While early scenes hint at one major mystery to be uncovered, the TV series develops serial bloat, piling on increasingly absurd complications and fresh humiliations for the likeable con-artist heroine, with soap-opera style retrospective continuity provided by flashbacks.

A pre-credit sequence, suggestive of the 1950 film noir Sunset Boulevard, reveals Maxine in a formal gown, floating underwater, while her voice-over begins to recount her story to an unseen male confidant. Maxine’s on-again, off-again narration (a therapy session, a police interrogation?) is never explained. The series ends on an unresolved note, leaving answers to next season, if there is one.

One shadow over the series is the reputation of the contemporary Palm Beach, the island resort town that Time magazine called “the new capital of corruption” and the epicentre of obscene wealth (according to Forbes, 57 billionaires have residential ties to the resort island) as well as just obscenity, home as it is to convicted sex offenders Donald Trump and the late Jeffrey Epstein.

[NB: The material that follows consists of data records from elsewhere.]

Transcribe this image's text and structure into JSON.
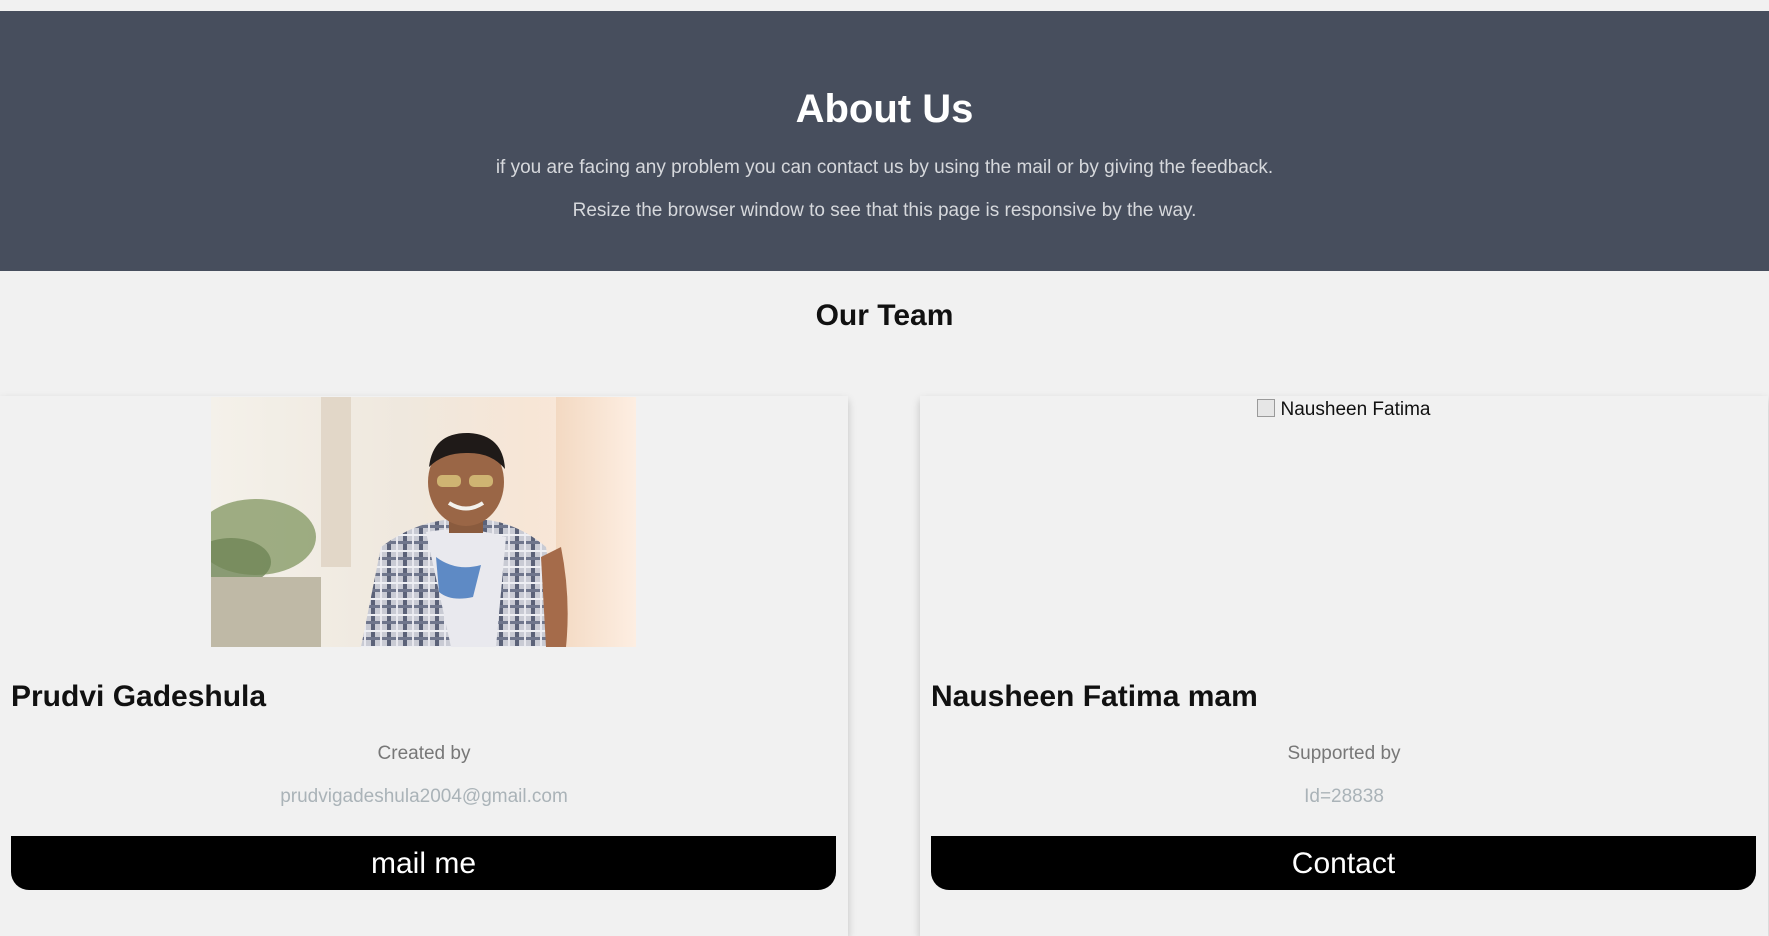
{
  "about": {
    "title": "About Us",
    "line1": "if you are facing any problem you can contact us by using the mail or by giving the feedback.",
    "line2": "Resize the browser window to see that this page is responsive by the way."
  },
  "team": {
    "heading": "Our Team",
    "members": [
      {
        "name": "Prudvi Gadeshula",
        "role": "Created by",
        "contact": "prudvigadeshula2004@gmail.com",
        "button": "mail me"
      },
      {
        "name": "Nausheen Fatima mam",
        "image_alt": "Nausheen Fatima",
        "role": "Supported by",
        "contact": "Id=28838",
        "button": "Contact"
      }
    ]
  },
  "colors": {
    "header_bg": "#474e5d",
    "page_bg": "#f1f1f1",
    "button_bg": "#000000"
  }
}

By contrast, this busy tale of desperate housewives jostling for social position seems quaintly innocuous.

Palm Royale. Created by Abe Sylvia. Directed by Sylvia, Tate Taylor, Claire Scanlon and Stephanie Lang. Starring Kristen Wiig, Carol Burnett, Alison Janney, Ricky Martin, and Josh Lucas. The first three episodes available March 20, with new episodes each week until May 8.